BP officials said it was too early to determine what caused a water-pipe leak that led to the second partial shutdown in 10 months of the nation's largest producing oil field.
"The best estimate is that it's going to be a few days where we are going through a repair plan," BP spokesman Daren Beaudo said Tuesday. "We will work as quickly and as safely as we can."
Production at Alaska's Prudhoe Bay was cut by one fourth after the company discovered the leak early Monday morning, company officials said.
Some 400,000 barrels a day of oil are pumped at Prudhoe Bay, about half of the total North Slope production.
Beaudo said the company discovered a hole about the size of a pencil's diameter to a water line in a facility used to separate oil, water and natural gas.
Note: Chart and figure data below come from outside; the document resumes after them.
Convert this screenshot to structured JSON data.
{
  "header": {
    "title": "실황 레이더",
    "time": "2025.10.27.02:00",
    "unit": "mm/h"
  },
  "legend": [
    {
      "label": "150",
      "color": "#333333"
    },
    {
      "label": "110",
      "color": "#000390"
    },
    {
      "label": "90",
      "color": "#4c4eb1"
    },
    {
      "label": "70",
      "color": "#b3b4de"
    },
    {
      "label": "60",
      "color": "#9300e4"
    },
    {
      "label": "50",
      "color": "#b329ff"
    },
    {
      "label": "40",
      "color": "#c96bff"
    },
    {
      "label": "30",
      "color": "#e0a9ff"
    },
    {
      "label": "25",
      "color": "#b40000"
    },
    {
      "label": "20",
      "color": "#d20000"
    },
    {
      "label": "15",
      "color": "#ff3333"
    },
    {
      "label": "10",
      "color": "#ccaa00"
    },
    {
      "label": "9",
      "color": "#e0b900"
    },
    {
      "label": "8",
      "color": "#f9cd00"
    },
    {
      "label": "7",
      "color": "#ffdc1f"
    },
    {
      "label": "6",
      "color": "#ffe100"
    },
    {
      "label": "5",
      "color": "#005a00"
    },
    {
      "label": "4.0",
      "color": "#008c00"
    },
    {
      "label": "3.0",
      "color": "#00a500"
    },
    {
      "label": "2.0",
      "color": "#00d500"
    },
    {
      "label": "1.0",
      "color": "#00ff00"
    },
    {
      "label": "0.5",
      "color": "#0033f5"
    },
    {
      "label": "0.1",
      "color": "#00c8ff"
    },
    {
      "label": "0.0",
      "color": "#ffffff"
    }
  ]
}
BP discovered the leak around 1:45 a.m. Tuesday, Beaudo said. By the time work crews diverted the leak to proper drainage and placed a patch over the leak, about 20 barrels of water had escaped from the pipe.
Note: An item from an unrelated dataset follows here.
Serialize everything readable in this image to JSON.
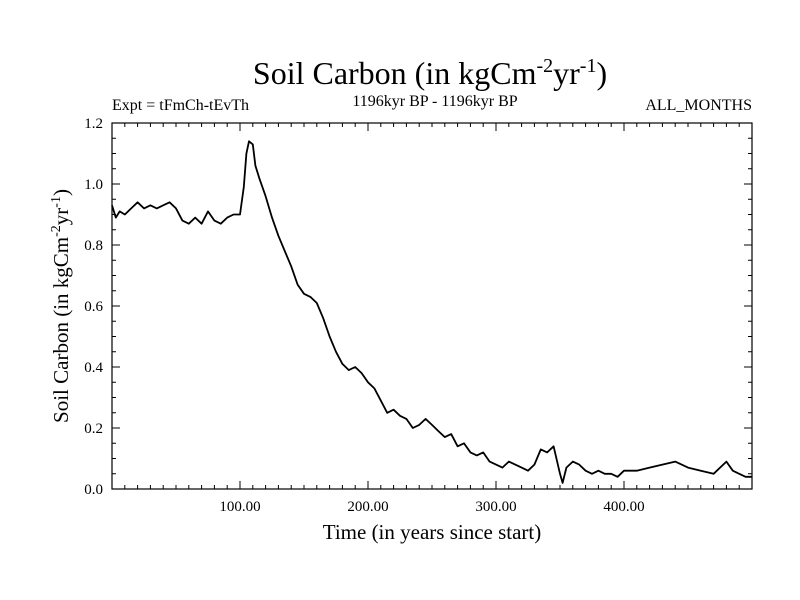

BP is Prudhoe Bay's operator, and it has a 25 percent stake in the field it shares largely with ConocoPhillips and Exxon Mobil, which hold 36 percent interest each.
The British company said its production loss would be 25,000 barrels per day; losses for the two majority owners would be about 36,000 barrels a day each.
The facility where the water leak occurred is the same one where the largest-ever oil leak on the North Slope occurred, last year.